The slope (m) is given as 1/12.
To find the y-intercept (c), substitute the point (8, f(8)) = (8, 2) into the equation y = mx + c. Solve for c.
2 = (1/12)(8) + c
2 = 2/3 + c
c = 8/3 - 2/3
c = 6/3
c = 2
So, the equation of the tangent line is y = (1/12)x + 2.
Step 3: Approximate 8.4^(1/3)
Now that we have the equation of the tangent line, we can use it to approximate 8.4^(1/3).
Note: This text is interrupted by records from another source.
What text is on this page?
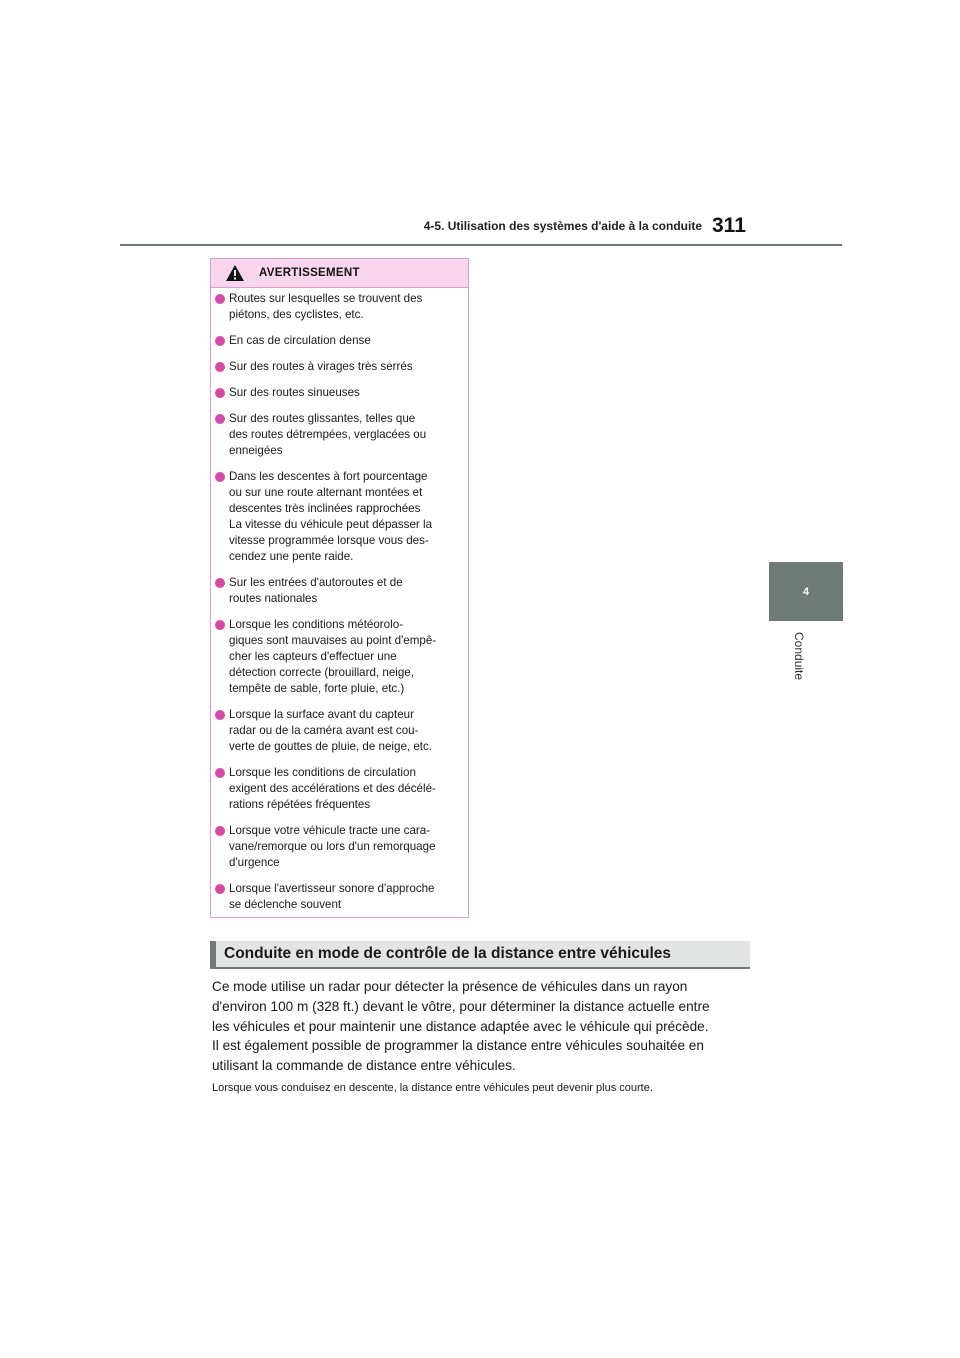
4-5. Utilisation des systèmes d'aide à la conduite 311
4
Conduite
AVERTISSEMENT
Routes sur lesquelles se trouvent des
piétons, des cyclistes, etc.
En cas de circulation dense
Sur des routes à virages très serrés
Sur des routes sinueuses
Sur des routes glissantes, telles que
des routes détrempées, verglacées ou
enneigées
Dans les descentes à fort pourcentage
ou sur une route alternant montées et
descentes très inclinées rapprochées
La vitesse du véhicule peut dépasser la
vitesse programmée lorsque vous des-
cendez une pente raide.
Sur les entrées d'autoroutes et de
routes nationales
Lorsque les conditions météorolo-
giques sont mauvaises au point d'empê-
cher les capteurs d'effectuer une
détection correcte (brouillard, neige,
tempête de sable, forte pluie, etc.)
Lorsque la surface avant du capteur
radar ou de la caméra avant est cou-
verte de gouttes de pluie, de neige, etc.
Lorsque les conditions de circulation
exigent des accélérations et des décélé-
rations répétées fréquentes
Lorsque votre véhicule tracte une cara-
vane/remorque ou lors d'un remorquage
d'urgence
Lorsque l'avertisseur sonore d'approche
se déclenche souvent
Conduite en mode de contrôle de la distance entre véhicules
Ce mode utilise un radar pour détecter la présence de véhicules dans un rayon
d'environ 100 m (328 ft.) devant le vôtre, pour déterminer la distance actuelle entre
les véhicules et pour maintenir une distance adaptée avec le véhicule qui précède.
Il est également possible de programmer la distance entre véhicules souhaitée en
utilisant la commande de distance entre véhicules.
Lorsque vous conduisez en descente, la distance entre véhicules peut devenir plus courte.
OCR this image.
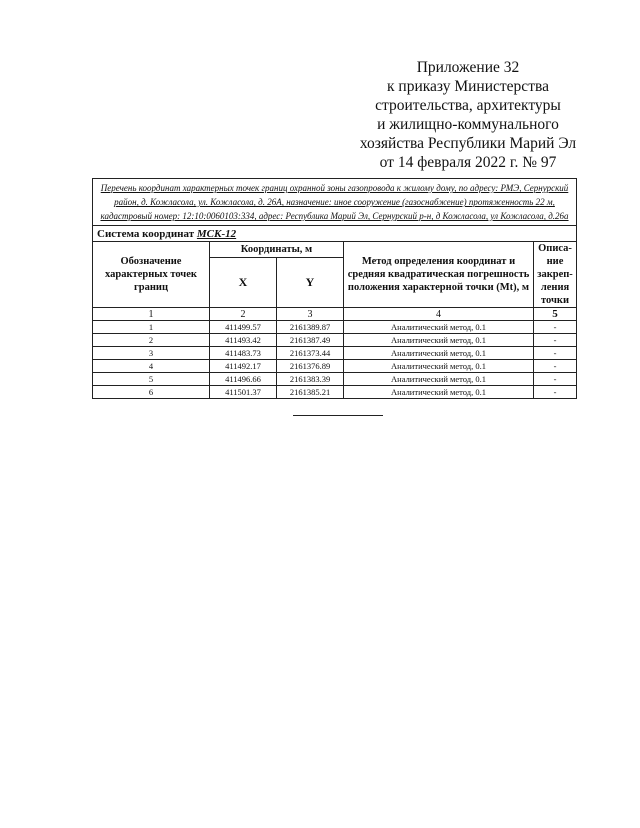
Приложение 32
к приказу Министерства
строительства, архитектуры
и жилищно-коммунального
хозяйства Республики Марий Эл
от 14 февраля 2022 г. № 97
Перечень координат характерных точек границ охранной зоны газопровода к жилому дому, по адресу: РМЭ, Сернурский район, д. Кожласола, ул. Кожласола, д. 26А, назначение: иное сооружение (газоснабжение) протяженность 22 м, кадастровый номер: 12:10:0060103:334, адрес: Республика Марий Эл, Сернурский р-н, д Кожласола, ул Кожласола, д.26а				
Система координат МСК-12				
Обозначение характерных точек границ	Координаты, м		Метод определения координат и средняя квадратическая погрешность положения характерной точки (Mt), м	Описа-ние закреп-ления точки
	X	Y		
1	2	3	4	5
1	411499.57	2161389.87	Аналитический метод, 0.1	-
2	411493.42	2161387.49	Аналитический метод, 0.1	-
3	411483.73	2161373.44	Аналитический метод, 0.1	-
4	411492.17	2161376.89	Аналитический метод, 0.1	-
5	411496.66	2161383.39	Аналитический метод, 0.1	-
6	411501.37	2161385.21	Аналитический метод, 0.1	-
Substitute x = 8.4 into the equation y = (1/12)x + 2:
y = (1/12)(8.4) + 2
y = 0.7 + 2
y = 2.7
Therefore, the linear approximation of 8.4^(1/3) is approximately 2.7.
To use linear approximation to approximate 8.4^(1/3), we can use the equation of the tangent line to approximate the value.
First, let's find the equation of the tangent line to f(x) at x = 8.
The equation of a tangent line can be written in the form y = mx + c, where m represents the slope and c represents the y-intercept.
Given that m = 1/12 and c = 4/3, we can write the equation of the tangent line as:
y = (1/12)x + 4/3.
Now, we can use this equation to approximate the value of 8.4^(1/3).
Substituting x = 8.4 into the equation, we get:
y = (1/12)(8.4) + 4/3
= 7/10 + 4/3
= (21 + 40)/30
= 61/30.
Therefore, our approximation for 8.4^(1/3) is 61/30.